Meridian DSP8000 Digital Loudspeakers ($65,000 per pair)
Meridian's DSP 8000's speakers are the top-of-the-line transducer in the English luxury goods company's product lineup. Meridian's footprint is reasonable and their curved lines are downright feminine but it's the internal amps and DSP processing that makes Meridian's flagship speakers so special. Systems can be as simple as having one source component (think: Meridian 800 CD-DVD transport) and the speakers. More complex systems can be configured for 7.1 HD surround and more.
To learn more, read Jerry Del Colliano's August 2009 review of the Meridian DSP8000 digital loudspeakers.
Meyer Sound X-10 Studio Monitors ($30,000 pair and up)
We almost left the Meyer Sound X-10's off the list because of their lack of distribution in the consumer electronics space; however we just couldn't do it. These speakers are far and away the ugliest speakers on the list aesthetically, but no speaker on this best-of list can rock as hard or play as loudly as the Meyer X-10. Designed to be put behind a perforated video screen or used in a studio mastering lab - these powered or "active" horn-loaded speakers can create the most visceral sound you have ever experienced this side of being on stage with Van Halen. They can reproduce movie soundtracks (through a screen) more clearly and more dynamically than 99 percent of all movie theaters you can attend. While not on most audiophile shortlists - put Meyer X-10s on your short list when auditioning Wilson Alexandrias and the JM Lab's Grand Utopias. No other audiophile speaker can reproduce the energy of a real drum kit like the Meyer Sound X-10.

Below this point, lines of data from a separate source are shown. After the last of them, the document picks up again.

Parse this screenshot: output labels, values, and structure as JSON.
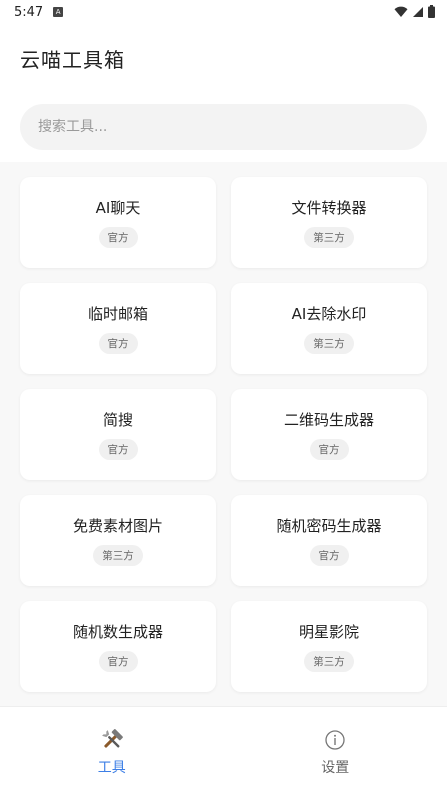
{
  "status_bar": {
    "time": "5:47",
    "notification_badge": "A"
  },
  "app": {
    "title": "云喵工具箱"
  },
  "search": {
    "placeholder": "搜索工具..."
  },
  "tools": [
    {
      "name": "AI聊天",
      "badge": "官方"
    },
    {
      "name": "文件转换器",
      "badge": "第三方"
    },
    {
      "name": "临时邮箱",
      "badge": "官方"
    },
    {
      "name": "AI去除水印",
      "badge": "第三方"
    },
    {
      "name": "简搜",
      "badge": "官方"
    },
    {
      "name": "二维码生成器",
      "badge": "官方"
    },
    {
      "name": "免费素材图片",
      "badge": "第三方"
    },
    {
      "name": "随机密码生成器",
      "badge": "官方"
    },
    {
      "name": "随机数生成器",
      "badge": "官方"
    },
    {
      "name": "明星影院",
      "badge": "第三方"
    }
  ],
  "nav": {
    "tools": {
      "label": "工具",
      "icon": "tools-icon",
      "active": true
    },
    "settings": {
      "label": "设置",
      "icon": "info-icon",
      "active": false
    }
  },
  "colors": {
    "accent": "#3d7fe6",
    "card_bg": "#ffffff",
    "grid_bg": "#f8f8f8",
    "badge_bg": "#f0f0f0"
  }
}
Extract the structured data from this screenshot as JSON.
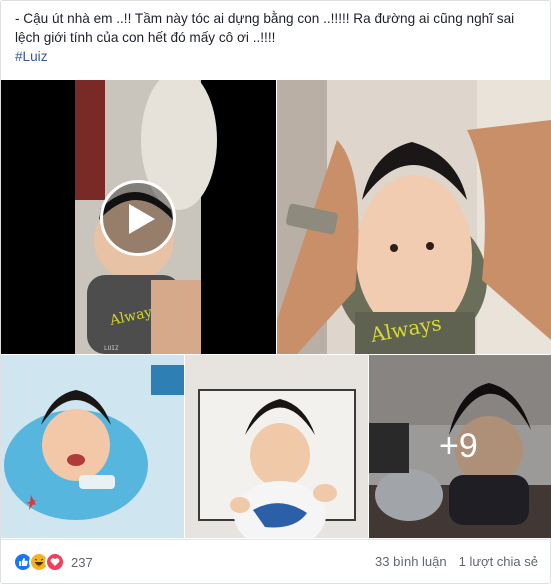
{
  "post": {
    "caption_line1": "- Cậu út nhà em ..!! Tầm này tóc ai dựng bằng con ..!!!!! Ra đường ai cũng nghĩ sai lệch giới tính của con hết đó mấy cô ơi ..!!!!",
    "hashtag": "#Luiz"
  },
  "media": {
    "video_watermark": "LUIZ",
    "more_photos_label": "+9",
    "shirt_print": "Always"
  },
  "footer": {
    "reaction_icons": [
      "like-icon",
      "haha-icon",
      "love-icon"
    ],
    "reaction_count": "237",
    "comments": "33 bình luận",
    "shares": "1 lượt chia sẻ"
  },
  "colors": {
    "like_blue": "#1877f2",
    "haha_yellow": "#f7b125",
    "love_red": "#f33e58",
    "link_blue": "#385898"
  }
}
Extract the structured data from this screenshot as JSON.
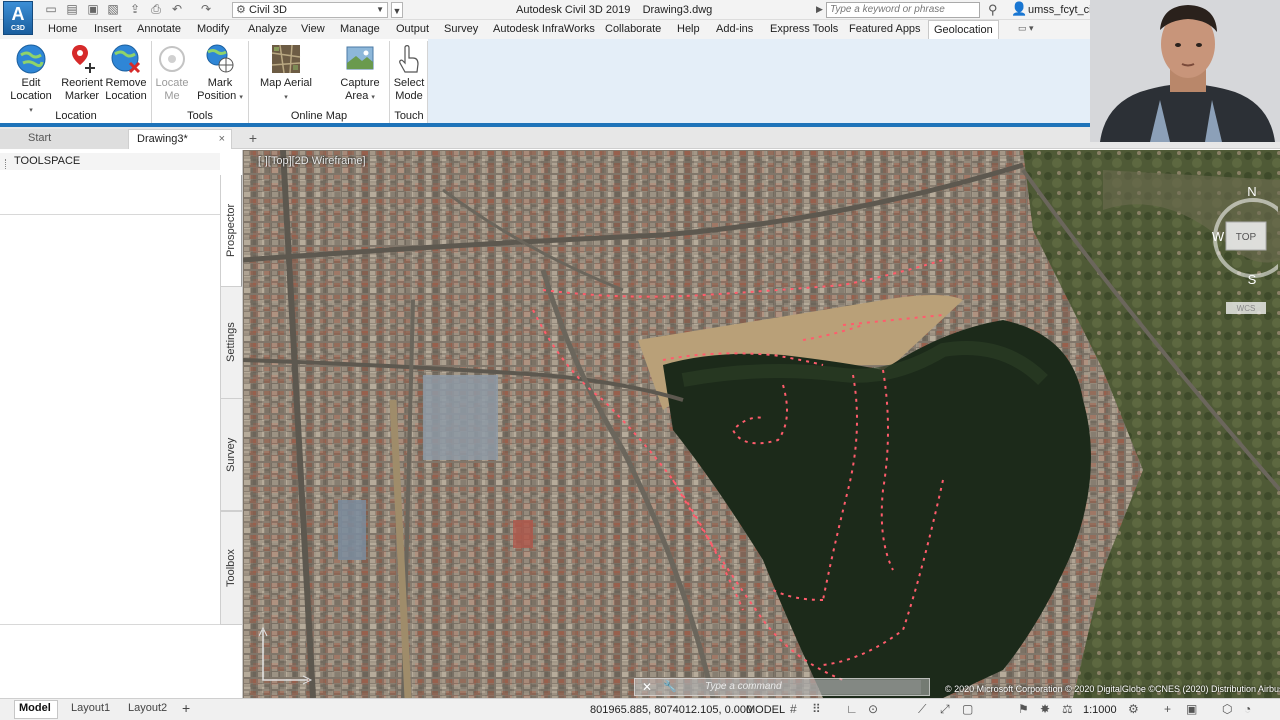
{
  "app": {
    "title": "Autodesk Civil 3D 2019    Drawing3.dwg",
    "logo_letter": "A",
    "logo_sub": "C3D",
    "workspace": "Civil 3D",
    "search_placeholder": "Type a keyword or phrase",
    "user_name": "umss_fcyt_civ"
  },
  "ribbon_tabs": [
    "Home",
    "Insert",
    "Annotate",
    "Modify",
    "Analyze",
    "View",
    "Manage",
    "Output",
    "Survey",
    "Autodesk InfraWorks",
    "Collaborate",
    "Help",
    "Add-ins",
    "Express Tools",
    "Featured Apps",
    "Geolocation"
  ],
  "active_tab": "Geolocation",
  "ribbon": {
    "edit_location": [
      "Edit",
      "Location"
    ],
    "reorient_marker": [
      "Reorient",
      "Marker"
    ],
    "remove_location": [
      "Remove",
      "Location"
    ],
    "locate_me": [
      "Locate",
      "Me"
    ],
    "mark_position": [
      "Mark",
      "Position"
    ],
    "map_aerial": "Map Aerial",
    "capture_area": [
      "Capture",
      "Area"
    ],
    "select_mode": [
      "Select",
      "Mode"
    ],
    "panels": {
      "location": "Location",
      "tools": "Tools",
      "online_map": "Online Map",
      "touch": "Touch"
    }
  },
  "file_tabs": {
    "start": "Start",
    "drawing": "Drawing3*"
  },
  "toolspace": {
    "title": "TOOLSPACE",
    "tabs": [
      "Prospector",
      "Settings",
      "Survey",
      "Toolbox"
    ]
  },
  "viewport": {
    "label": "[-][Top][2D Wireframe]",
    "viewcube": {
      "n": "N",
      "s": "S",
      "w": "W",
      "top": "TOP",
      "wcs": "WCS"
    },
    "command_placeholder": "Type a command",
    "copyright": "© 2020 Microsoft Corporation © 2020 DigitalGlobe ©CNES (2020) Distribution Airbus DS"
  },
  "status_bar": {
    "layout_tabs": [
      "Model",
      "Layout1",
      "Layout2"
    ],
    "coordinates": "801965.885, 8074012.105, 0.000",
    "mode": "MODEL",
    "scale": "1:1000"
  }
}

Read Jerry Del Colliano's August 2009 review of the Meyer Sound X-10 studio monitors.
Paradigm Atom V5 ($250 per pair)
Dollar for dollar you can't beat the Paradigm Atom bookshelf speakers from Canada. For barely any investment, you can have clear, dynamic and resolute sound that will trash the similarly priced "warehouse store" competition. In the world of entry-level sound, few can touch the Paradigm Atom speakers in terms of value. I've blind A-B tested them (behind speaker cloth) versus more expensive bookshelf speakers, with the Atoms being the clear winner.